Microgrid Regulation Challenges and Opportunities
Vicious storms and destructive wildfires are becoming increasingly frequent and leaving people without electricity to power their homes. Microgrids, independent energy grids that pair local clean energy generation with storage, are a ground-breaking option for shoring up the resilience and efficiency of our aging national grid. However, their commercialization will not be successful until we have regulations that give people the certainty and structure necessary to develop projects.
States have been struggling with figuring out exactly how to regulate microgrids, and with good reason. Microgrids contain multiple technologies and often have complex ownership structures. Currently, California and Hawaii are the only states that have approved preliminary microgrid tariffs. But what should a successful tariff even look like? Here are two main goals to consider:
- Streamline development and interconnection processes.
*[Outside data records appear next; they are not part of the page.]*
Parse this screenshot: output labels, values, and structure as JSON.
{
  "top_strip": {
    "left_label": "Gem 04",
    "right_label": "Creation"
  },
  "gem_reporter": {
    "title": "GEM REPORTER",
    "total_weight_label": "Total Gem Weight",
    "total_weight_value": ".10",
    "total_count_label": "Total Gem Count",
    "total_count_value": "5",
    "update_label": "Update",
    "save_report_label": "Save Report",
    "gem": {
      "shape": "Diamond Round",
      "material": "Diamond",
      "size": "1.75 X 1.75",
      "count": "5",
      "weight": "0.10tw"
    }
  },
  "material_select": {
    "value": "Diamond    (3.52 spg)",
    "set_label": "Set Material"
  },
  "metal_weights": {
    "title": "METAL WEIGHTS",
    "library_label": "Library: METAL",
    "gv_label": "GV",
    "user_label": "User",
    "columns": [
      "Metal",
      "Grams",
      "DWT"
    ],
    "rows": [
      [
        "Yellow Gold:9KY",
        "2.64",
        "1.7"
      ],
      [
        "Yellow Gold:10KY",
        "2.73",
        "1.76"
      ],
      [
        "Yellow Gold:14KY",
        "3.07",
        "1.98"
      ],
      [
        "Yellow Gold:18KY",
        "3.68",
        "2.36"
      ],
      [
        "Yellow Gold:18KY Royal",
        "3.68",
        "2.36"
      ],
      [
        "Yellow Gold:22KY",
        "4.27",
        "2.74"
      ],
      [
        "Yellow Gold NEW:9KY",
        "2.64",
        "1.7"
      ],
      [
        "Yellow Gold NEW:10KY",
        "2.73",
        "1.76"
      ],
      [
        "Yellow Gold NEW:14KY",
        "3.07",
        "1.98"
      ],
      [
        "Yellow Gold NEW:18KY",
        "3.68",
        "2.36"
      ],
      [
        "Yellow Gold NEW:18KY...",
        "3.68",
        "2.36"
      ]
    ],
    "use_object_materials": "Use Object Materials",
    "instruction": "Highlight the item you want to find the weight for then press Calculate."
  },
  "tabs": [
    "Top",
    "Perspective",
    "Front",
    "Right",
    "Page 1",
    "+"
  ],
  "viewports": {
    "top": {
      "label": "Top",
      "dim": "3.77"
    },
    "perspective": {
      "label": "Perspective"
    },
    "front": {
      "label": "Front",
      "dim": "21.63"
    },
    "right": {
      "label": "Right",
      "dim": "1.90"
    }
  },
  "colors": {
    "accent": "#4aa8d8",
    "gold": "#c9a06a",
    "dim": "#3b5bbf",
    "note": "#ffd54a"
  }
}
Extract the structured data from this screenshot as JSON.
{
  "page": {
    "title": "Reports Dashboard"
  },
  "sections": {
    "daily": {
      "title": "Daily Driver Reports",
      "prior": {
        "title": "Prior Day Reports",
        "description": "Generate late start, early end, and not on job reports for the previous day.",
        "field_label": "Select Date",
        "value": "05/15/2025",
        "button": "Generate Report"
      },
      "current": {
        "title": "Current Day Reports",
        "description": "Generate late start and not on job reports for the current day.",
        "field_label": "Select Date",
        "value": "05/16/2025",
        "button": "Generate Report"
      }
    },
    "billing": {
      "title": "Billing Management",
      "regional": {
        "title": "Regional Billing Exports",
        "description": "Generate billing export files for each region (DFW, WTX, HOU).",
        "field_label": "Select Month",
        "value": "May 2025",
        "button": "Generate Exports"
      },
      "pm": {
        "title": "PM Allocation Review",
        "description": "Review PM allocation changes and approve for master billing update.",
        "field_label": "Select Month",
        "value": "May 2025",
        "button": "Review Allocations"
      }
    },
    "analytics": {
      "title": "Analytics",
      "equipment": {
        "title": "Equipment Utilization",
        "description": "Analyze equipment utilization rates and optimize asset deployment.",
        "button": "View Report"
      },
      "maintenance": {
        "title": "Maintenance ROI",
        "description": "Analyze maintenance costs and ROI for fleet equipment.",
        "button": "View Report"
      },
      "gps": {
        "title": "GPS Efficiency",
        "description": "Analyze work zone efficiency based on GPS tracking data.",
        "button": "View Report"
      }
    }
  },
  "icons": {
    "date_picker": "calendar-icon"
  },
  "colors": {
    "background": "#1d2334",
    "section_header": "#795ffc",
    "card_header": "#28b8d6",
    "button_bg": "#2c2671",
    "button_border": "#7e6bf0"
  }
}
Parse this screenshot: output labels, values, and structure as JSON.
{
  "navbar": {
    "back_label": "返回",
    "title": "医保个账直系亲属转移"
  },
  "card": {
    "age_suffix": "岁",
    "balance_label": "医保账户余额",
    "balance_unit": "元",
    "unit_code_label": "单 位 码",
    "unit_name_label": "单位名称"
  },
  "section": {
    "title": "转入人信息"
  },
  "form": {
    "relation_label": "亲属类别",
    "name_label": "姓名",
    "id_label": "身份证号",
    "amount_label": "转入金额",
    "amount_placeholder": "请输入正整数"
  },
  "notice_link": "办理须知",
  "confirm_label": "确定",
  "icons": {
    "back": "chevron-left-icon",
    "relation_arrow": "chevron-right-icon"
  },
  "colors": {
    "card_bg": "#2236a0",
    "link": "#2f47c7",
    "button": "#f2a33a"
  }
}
Some microgrids only operate in “island mode” and are wholly independent of the grid. Most can operate in “grid-connected mode” where they sell excess generation or buy electricity when needed. This requires interconnection to the grid which is currently prohibitively cumbersome, expensive, and opaque.
- Fairly compensate entities operating microgrids. Many of the ancillary benefits microgrids provide, including energy resilience, deferral of grid upgrades, and demand-side management, are difficult to quantify yet valuable. Also, microgrid operators must receive fair prices for excess electricity sold back to the grid.
Tariffs can vary which sections of a microgrid lifecycle are in their scope. Some, such as PG&E’s Community Microgrid Enablement Program in California cover the whole lifecycle, whereas others, such as Hawaiian Electric’s Microgrid Services tariff, focus on development.
On the development side, there are debates over the degree of control utilities should have. An illuminating case is California’s “over-the-fence rule”, which prohibits non-utility developers from building microgrids serving commercial buildings on neighboring properties. In January 2021, the California Public Utilities Commission cautiously decided that developers would need to contract with utilities if they wished to serve multiple customers. Utilities argue that this rule ensures safe, reliable electric services, while non-utility stakeholders contend it is an undue burden, and regulatory capture is influencing decision making. States will need to decide how much they trust private enterprises to build this infrastructure, effectively influencing how quickly microgrids can permeate the market.
Determining how microgrids should be compensated for electricity sold to the grid is similarly thorny. With net-metering policies, electricity meters could essentially run backwards when the customer is providing electricity. Feed-in tariffs are a more sophisticated, but harder to implement, alternative. They track consumption and generation separately, leading to greater rates of return for customers. Dynamic electricity pricing varies prices depending on supply and demand, allowing for efficient energy trading markets and eliminating the need for centralized dispatch systems.
We can hypothesize all we want about the best incentives to promote microgrid growth, but ultimately can only really learn by modelling and doing. Digital twin modelling and pilot projects trialing these ideas would allow regulators to gain valuable insights, which could then be used to shape policies nationwide.